Re: Do your conlangs affect each other?
From: | Jörg Rhiemeier <joerg_rhiemeier@...> |
Date: | Sunday, September 28, 2008, 19:13 |
Hallo!
On Sat, 27 Sep 2008 23:59:32 -0400, deinx nxtxr wrote:
> For those of you with multiple projects, I'm wondering how much your work on
> a project influences your other projects.
Not much, in my case. With Old Albic, quite a few ideas were
carried over from the defunct Nur-ellen language, but that was
rather rebooting the same project than starting a new project.

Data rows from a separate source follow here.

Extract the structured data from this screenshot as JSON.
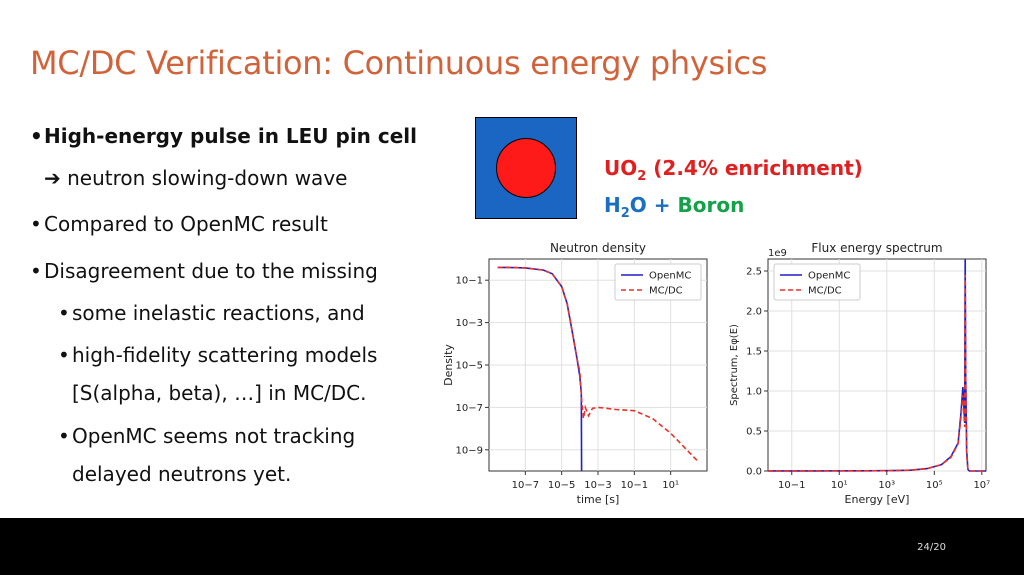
{
  "slide": {
    "title": "MC/DC Verification: Continuous energy physics",
    "page": "24/20"
  },
  "bullets": {
    "b1": "High-energy pulse in LEU pin cell",
    "b1_sub": "➔ neutron slowing-down wave",
    "b2": "Compared to OpenMC result",
    "b3": "Disagreement due to the missing",
    "b3a": "some inelastic reactions, and",
    "b3b_1": "high-fidelity scattering models",
    "b3b_2": "[S(alpha, beta), …] in MC/DC.",
    "b3c_1": "OpenMC seems not tracking",
    "b3c_2": "delayed neutrons yet."
  },
  "materials": {
    "fuel_a": "UO",
    "fuel_sub": "2",
    "fuel_b": " (2.4% enrichment)",
    "mod_a": "H",
    "mod_sub": "2",
    "mod_b": "O + ",
    "mod_c": "Boron",
    "fuel_color": "#e02020",
    "water_color": "#1a66c2"
  },
  "chart_data": [
    {
      "type": "line",
      "title": "Neutron density",
      "xlabel": "time [s]",
      "ylabel": "Density",
      "xscale": "log",
      "yscale": "log",
      "xlim": [
        1e-09,
        1000.0
      ],
      "ylim": [
        1e-10,
        1
      ],
      "xticks": [
        "10−7",
        "10−5",
        "10−3",
        "10−1",
        "10¹"
      ],
      "yticks": [
        "10−1",
        "10−3",
        "10−5",
        "10−7",
        "10−9"
      ],
      "legend": "top-right",
      "grid": true,
      "series": [
        {
          "name": "OpenMC",
          "color": "#1f1fcc",
          "style": "solid",
          "x": [
            3e-09,
            1e-08,
            1e-07,
            1e-06,
            3e-06,
            1e-05,
            2e-05,
            4e-05,
            7e-05,
            0.0001,
            0.00012,
            0.000125
          ],
          "y": [
            0.4,
            0.4,
            0.38,
            0.3,
            0.2,
            0.05,
            0.008,
            0.0003,
            2e-05,
            3e-06,
            5e-07,
            1e-10
          ]
        },
        {
          "name": "MC/DC",
          "color": "#e8322a",
          "style": "dashed",
          "x": [
            3e-09,
            1e-08,
            1e-07,
            1e-06,
            3e-06,
            1e-05,
            2e-05,
            4e-05,
            7e-05,
            0.0001,
            0.00013,
            0.00016,
            0.0002,
            0.0003,
            0.0005,
            0.001,
            0.01,
            0.1,
            1,
            10,
            100,
            300
          ],
          "y": [
            0.4,
            0.4,
            0.38,
            0.3,
            0.2,
            0.05,
            0.008,
            0.0003,
            2e-05,
            5e-06,
            1.5e-07,
            3e-08,
            1e-07,
            4e-08,
            9e-08,
            1e-07,
            8e-08,
            7e-08,
            3e-08,
            6e-09,
            8e-10,
            3e-10
          ]
        }
      ]
    },
    {
      "type": "line",
      "title": "Flux energy spectrum",
      "xlabel": "Energy [eV]",
      "ylabel": "Spectrum, Eφ(E)",
      "offset_label": "1e9",
      "xscale": "log",
      "xlim": [
        0.01,
        15000000.0
      ],
      "ylim": [
        0,
        2.5
      ],
      "xticks": [
        "10−1",
        "10¹",
        "10³",
        "10⁵",
        "10⁷"
      ],
      "yticks": [
        "0.0",
        "0.5",
        "1.0",
        "1.5",
        "2.0",
        "2.5"
      ],
      "legend": "top-left",
      "grid": true,
      "series": [
        {
          "name": "OpenMC",
          "color": "#1f1fcc",
          "style": "solid",
          "x": [
            0.01,
            1,
            100,
            1000,
            10000,
            50000,
            200000,
            500000,
            1000000,
            1300000,
            1600000,
            1900000,
            2000000,
            2100000,
            2300000,
            2600000,
            3000000,
            15000000
          ],
          "y": [
            0.001,
            0.001,
            0.002,
            0.004,
            0.01,
            0.03,
            0.08,
            0.18,
            0.35,
            0.7,
            1.05,
            0.6,
            2.65,
            1.2,
            0.25,
            0.02,
            0.0,
            0.0
          ]
        },
        {
          "name": "MC/DC",
          "color": "#e8322a",
          "style": "dashed",
          "x": [
            0.01,
            1,
            100,
            1000,
            10000,
            50000,
            200000,
            500000,
            1000000,
            1300000,
            1600000,
            1900000,
            2000000,
            2100000,
            2300000,
            2600000,
            3000000,
            15000000
          ],
          "y": [
            0.001,
            0.001,
            0.002,
            0.004,
            0.01,
            0.03,
            0.08,
            0.17,
            0.34,
            0.65,
            0.95,
            0.55,
            2.45,
            1.1,
            0.2,
            0.02,
            0.0,
            0.0
          ]
        }
      ]
    }
  ]
}
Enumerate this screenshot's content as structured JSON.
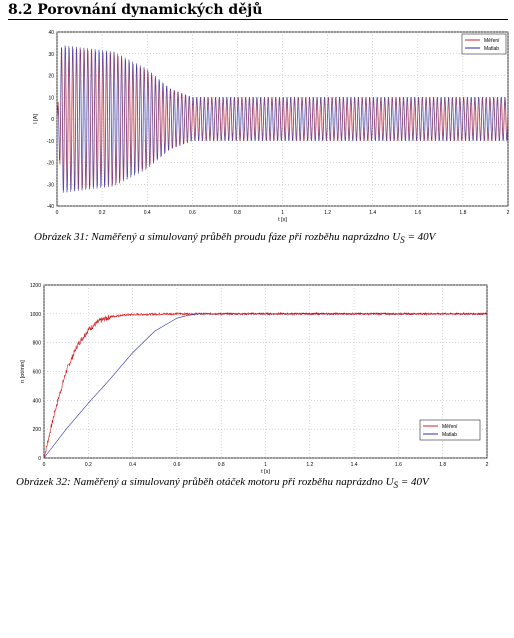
{
  "heading": "8.2 Porovnání dynamických dějů",
  "figure1": {
    "caption_text": "Obrázek 31: Naměřený a simulovaný průběh proudu fáze při rozběhu naprázdno",
    "caption_math": "U",
    "caption_sub": "S",
    "caption_eq": " = 40V",
    "chart_data": {
      "type": "line",
      "xlabel": "t [s]",
      "ylabel": "I [A]",
      "xlim": [
        0,
        2
      ],
      "ylim": [
        -40,
        40
      ],
      "x_ticks": [
        "0",
        "0.2",
        "0.4",
        "0.6",
        "0.8",
        "1",
        "1.2",
        "1.4",
        "1.6",
        "1.8",
        "2"
      ],
      "y_ticks": [
        "40",
        "30",
        "20",
        "10",
        "0",
        "-10",
        "-20",
        "-30",
        "-40"
      ],
      "legend_position": "top-right",
      "series": [
        {
          "name": "Měření",
          "color": "#d42020",
          "envelope": {
            "t": [
              0,
              0.02,
              0.25,
              0.4,
              0.5,
              0.6,
              2
            ],
            "amp": [
              0,
              33,
              30,
              22,
              14,
              10,
              10
            ]
          },
          "oscillation_hz": 60
        },
        {
          "name": "Matlab",
          "color": "#2a2aa0",
          "envelope": {
            "t": [
              0,
              0.02,
              0.25,
              0.4,
              0.5,
              0.6,
              2
            ],
            "amp": [
              0,
              34,
              31,
              23,
              14,
              10,
              10
            ]
          },
          "oscillation_hz": 60
        }
      ]
    }
  },
  "figure2": {
    "caption_text": "Obrázek 32: Naměřený a simulovaný průběh otáček motoru při rozběhu naprázdno",
    "caption_math": "U",
    "caption_sub": "S",
    "caption_eq": " = 40V",
    "chart_data": {
      "type": "line",
      "xlabel": "t [s]",
      "ylabel": "n [ot/min]",
      "xlim": [
        0,
        2
      ],
      "ylim": [
        0,
        1200
      ],
      "x_ticks": [
        "0",
        "0.2",
        "0.4",
        "0.6",
        "0.8",
        "1",
        "1.2",
        "1.4",
        "1.6",
        "1.8",
        "2"
      ],
      "y_ticks": [
        "1200",
        "1000",
        "800",
        "600",
        "400",
        "200",
        "0"
      ],
      "legend_position": "bottom-right",
      "series": [
        {
          "name": "Měření",
          "color": "#d42020",
          "x": [
            0,
            0.05,
            0.1,
            0.15,
            0.2,
            0.25,
            0.3,
            0.35,
            0.4,
            0.5,
            0.6,
            2
          ],
          "y": [
            0,
            330,
            600,
            780,
            890,
            950,
            980,
            990,
            995,
            998,
            1000,
            1000
          ]
        },
        {
          "name": "Matlab",
          "color": "#3030b0",
          "x": [
            0,
            0.1,
            0.2,
            0.3,
            0.4,
            0.5,
            0.6,
            0.65,
            0.7,
            0.8,
            2
          ],
          "y": [
            0,
            200,
            380,
            550,
            730,
            880,
            970,
            990,
            1000,
            1000,
            1000
          ]
        }
      ]
    }
  }
}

The various Old Albic dialects and their modern daughter
languages are of course linked together by means of regular
sound changes, but then, they are part of the same overall
project.
Besides Albic, I have several other naturalistic projects
and a few experimental engelang projects. These are indeed
independent projects, and I generally avoid reusing an idea
I have applied to one project in another project. For example,
each of the X-1, X-2 and X-3 languages has self-segregation,
but it is attained by three different methods. X-2 is my only
stack-based language, and so on.
On Sun, 28 Sep 2008 09:15:03 -0700, Gary Shannon wrote:
> I like to play around with different approaches to grammar and I tend to use
> pretty much the same lexicon, or at least the same root words in all my
> projects.
That's not what I do, even though I find coining words somewhat
difficult, and I could spare much work that way. Each of my
projects has its own lexicon (the various Albic languages of
course have lexica diachronically related to each other by
regular sound changes). It begins with each having its
own phonology, which in my engelangs ties in with the self-
segregation rules and all that. I don't feel like using Albic
words in any of my experimental languages (nor the reverse),
and my minor naturalistic projects (Germanech, Vandalic, Camonic
and the yet unnamed pielang) are a posteriori.